Last December a friend of mine lost a sister and spent the four or five days crying her eyes out instead of sleeping, gradually falling in on herself. Upon discovering that A Silver Mt Zion were playing that Thursday evening, I remembered listening to their debut, He Has Left Us Alone But Shafts of Light Sometimes Grace the Corners of Our Rooms, while lying on my bed with my eyes shut a few years ago. This being in university shared housing, I was jerked out of my glacial reverie by the words of a German exchange student wandering into my room: “How can you listen to that, it’s horrible… so unbelievably sad… I can’t stand it.” In truth, their (then purely instrumental) music, for all that it lacked the orchestral furore of father act Godspeed You! Black Emperor, was even then nigh unbearably poignant; slow and sumptuous sonic cradles for the shattered that offered no solace save beauty.
Despite not being particulary keen on their third and most recent album, which had fleshed out both the band’s sound and its name, appending the ‘…Memorial Orchestra & Tra-La-La Band’, I decided that their performing would probably rip every last shred of misery out of my friend in one shuddering rush; catharticism by combat, if you will. Having bought two tickets and eventually cajoled her into joining me at the gig, I was confident that the change of surroundings would help a little even if things turned out to be musically disagreeable and we had to get drunk in order to ignore the band. Initially the rawness of their playing and frontman Efrim’s singing — two songs in he would apologise for the disordered performance, claiming that they were learning the new songs by playing them on the tour, something reiterated by the booklet of the tour’s end product, this album — had me thinking I’d made a terrible mistake, especially as lyrics seemed to be more concerned with angry punk politicking than regret and remembrance.
However, after the scouring of our ears and attention things became softer, choral chants emerging over cello lines as a more reflective side to the music emerged, the intensity of the musicians’ emotional presence having a deeply hypnotic effect on the now rapt, motionless audience. And then, towards the end of what is now the title track of this new record, Efrim uttered the words “All that true love/is the light/in my sister’s darling eyes” into silence, only for it to be taken up and repeated with palpably increasing volume, tenderness and loss. Slowly turning to look at my friend confirmed that tears were streaming down her face, yet her eyes were bright and her lips captured a tiny smile. I hugged her; I felt like Judas, I felt like Jesus, I had betrayed and destroyed, I had saved and rescued. Later, the band would end their encore, “Hang On To Each Other (…and every fucking thing you love)”, to a veritable explosion of applause and foot stomping by an audience ripped apart and then reassembled with their hearts beating as one.

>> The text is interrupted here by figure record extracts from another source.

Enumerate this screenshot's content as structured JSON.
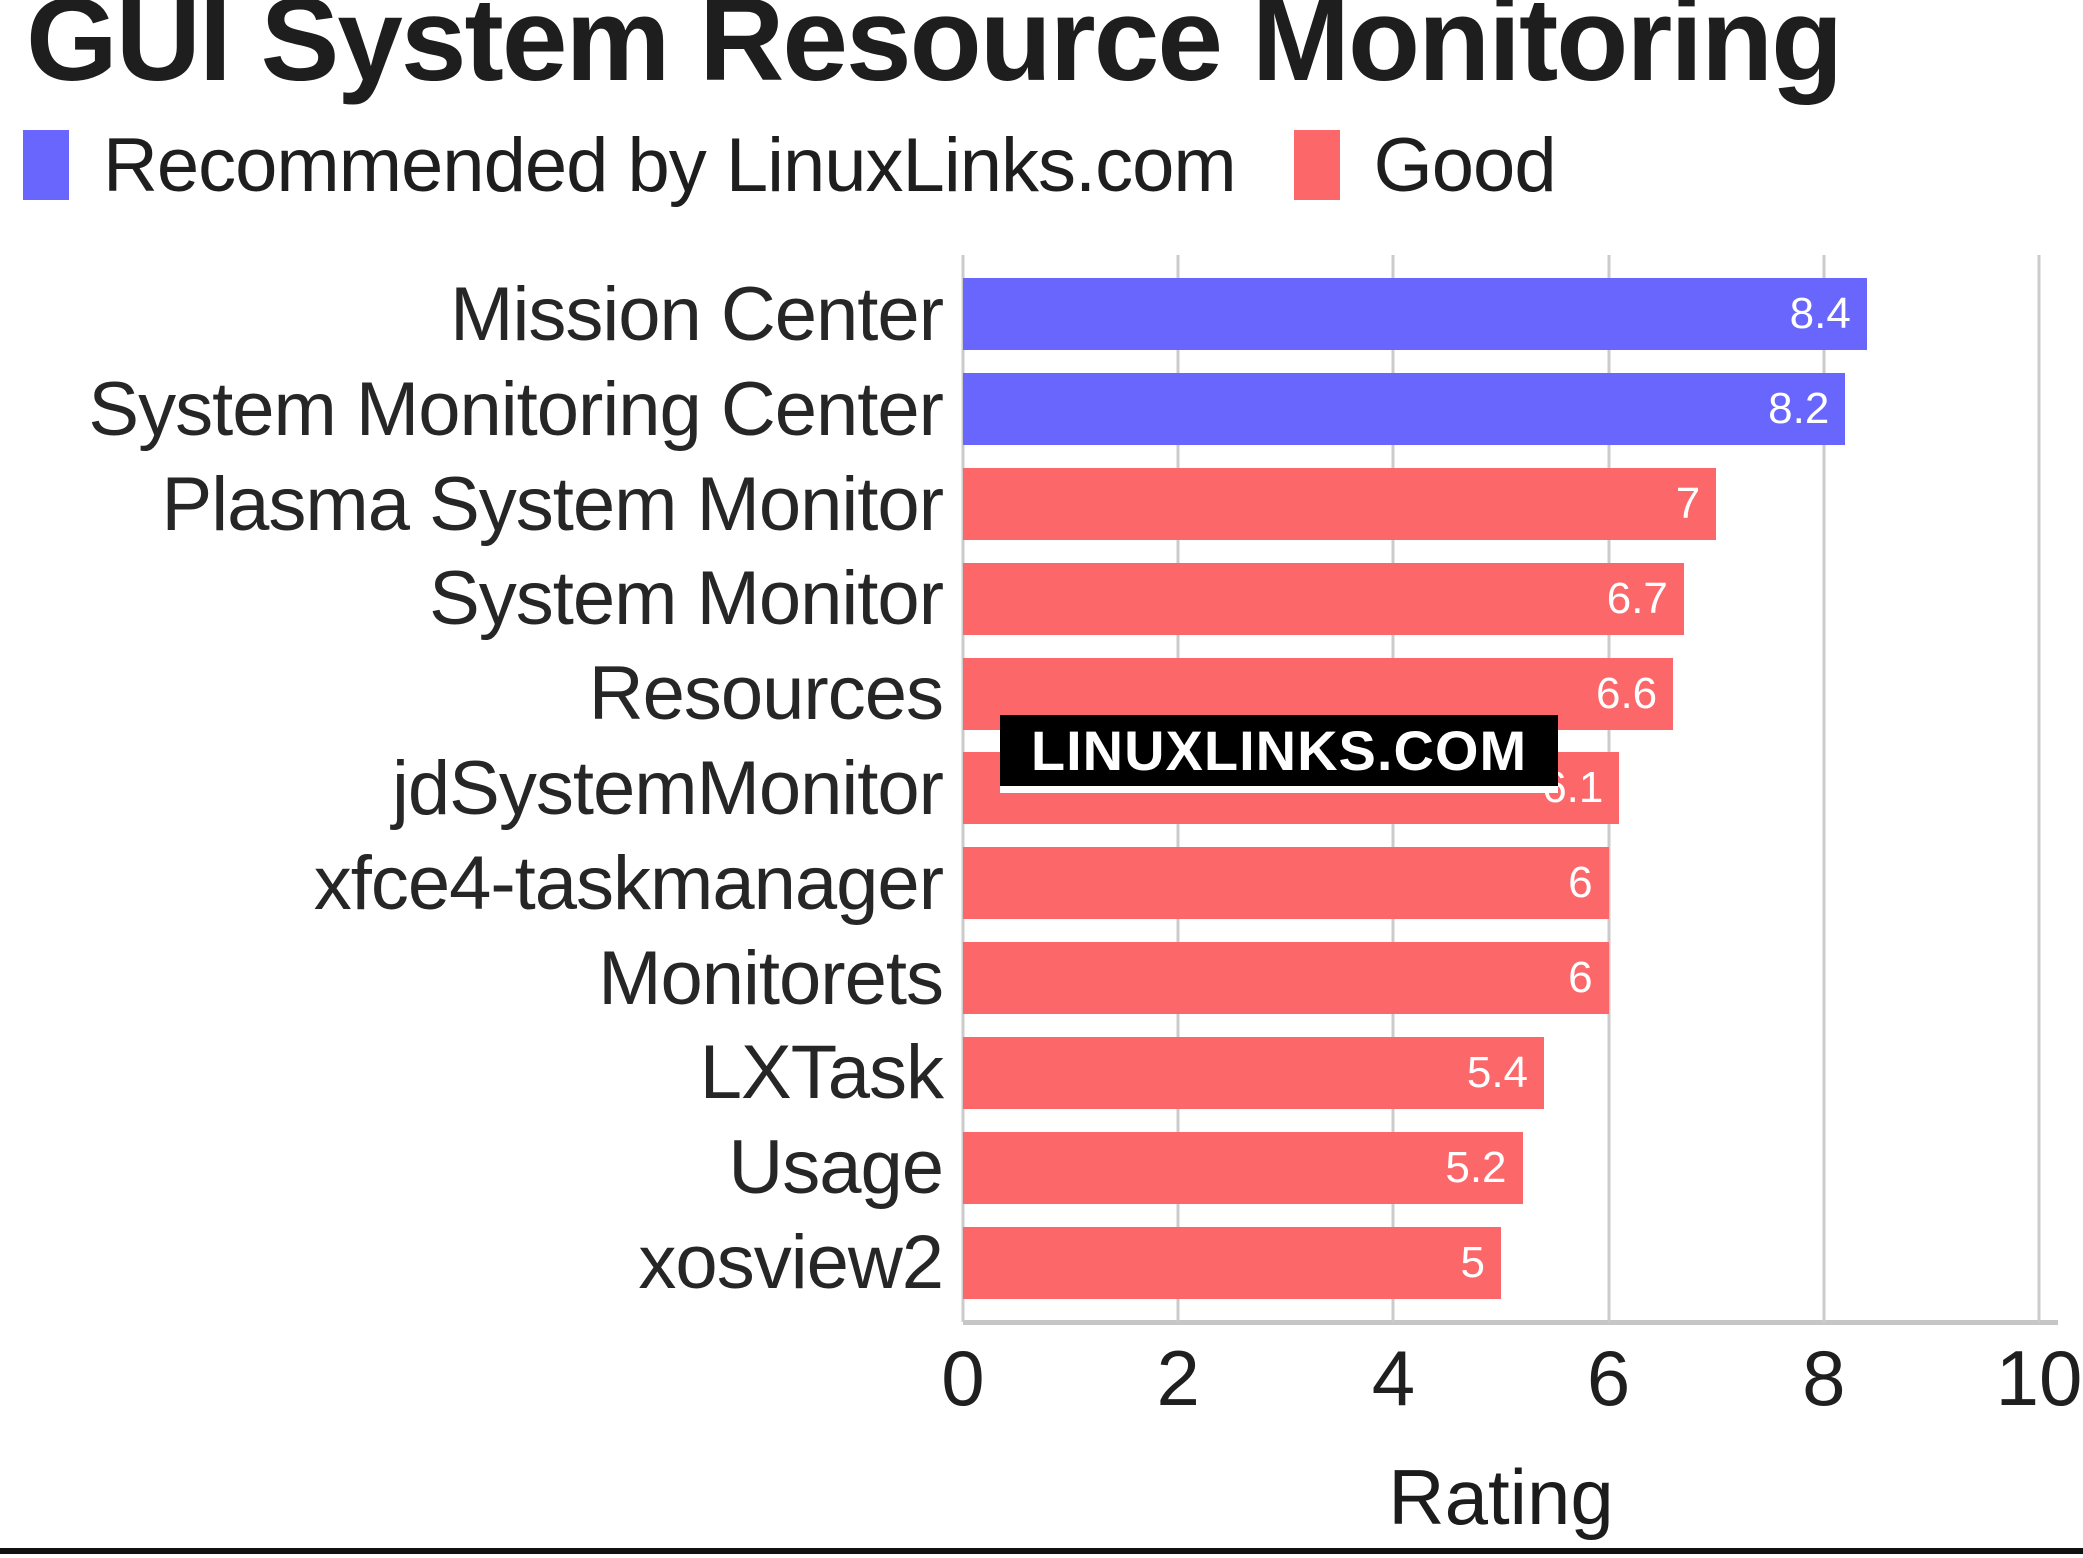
{
  "title": "GUI System Resource Monitoring",
  "watermark": "LINUXLINKS.COM",
  "legend": [
    {
      "label": "Recommended by LinuxLinks.com",
      "series": "recommended"
    },
    {
      "label": "Good",
      "series": "good"
    }
  ],
  "colors": {
    "recommended": "#6866fc",
    "good": "#fc676a",
    "gridline": "#cbcbcb",
    "axis": "#c6c6c6",
    "value_label": "#ffffff",
    "watermark_bg": "#000000",
    "watermark_text": "#ffffff",
    "watermark_underline": "#ffffff",
    "bottom_rule": "#111111"
  },
  "chart_data": {
    "type": "bar",
    "orientation": "horizontal",
    "title": "GUI System Resource Monitoring",
    "xlabel": "Rating",
    "ylabel": "",
    "xlim": [
      0,
      10
    ],
    "x_ticks": [
      0,
      2,
      4,
      6,
      8,
      10
    ],
    "grid": true,
    "legend_position": "top",
    "bars": [
      {
        "category": "Mission Center",
        "value": 8.4,
        "series": "recommended"
      },
      {
        "category": "System Monitoring Center",
        "value": 8.2,
        "series": "recommended"
      },
      {
        "category": "Plasma System Monitor",
        "value": 7,
        "series": "good"
      },
      {
        "category": "System Monitor",
        "value": 6.7,
        "series": "good"
      },
      {
        "category": "Resources",
        "value": 6.6,
        "series": "good"
      },
      {
        "category": "jdSystemMonitor",
        "value": 6.1,
        "series": "good"
      },
      {
        "category": "xfce4-taskmanager",
        "value": 6,
        "series": "good"
      },
      {
        "category": "Monitorets",
        "value": 6,
        "series": "good"
      },
      {
        "category": "LXTask",
        "value": 5.4,
        "series": "good"
      },
      {
        "category": "Usage",
        "value": 5.2,
        "series": "good"
      },
      {
        "category": "xosview2",
        "value": 5,
        "series": "good"
      }
    ]
  }
}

Silver Mt Zion make music of extremes; very simple, inordinately miserable, utterly emotionally invasive, performed with such total, galvanising conviction that it’s terrifying at times. Efrim’s singing is slightly less corrosive on record, but there are moments when his anguish rips through his voice as though it were a shank twisting violently in his chest; those to whom Connor Oberst sounds overwraught will not find safe harbour here. Nor is this music for those seeking the Linus’ pop comforter of a Snow Patrol or a Coldplay: here, freedom has come and gone, “our schools look like prisons/and our prisons look like malls/and downtown’s just a sick parade/where no-one cares/at all.” Here, armies play endless games of retribution with piles of corpses as counters, though nothing can make death pay back what we lose, and Efrim asks “Who among us will avenge Ms. Nina Simone?” Here, wonder is sunlight reflecting off a helicopter gunship as its chaingun “cuts a man in two”. Here, walls of static and distortion intermittently overwhelm tremulous vocals, piano and strings as humanity is revealed as horribly vulnerable, with only the distant loveliness of the stars to warm it against an infinity of silent, dying space. Here is the reality of mortality, somewhere between suicide and surrender, that Silver Mt Zion face with unwavering, courageous devotion. Here their purity has produced an album of tremendous power that only occasionally (as on the Kanada-denying “Teddy Roosevelt’s Guns”) loses its focus to pained posturing that the musical backing, stretched thin, cannot back up. Here, we hang on to each other for comfort before dying. It’s enough.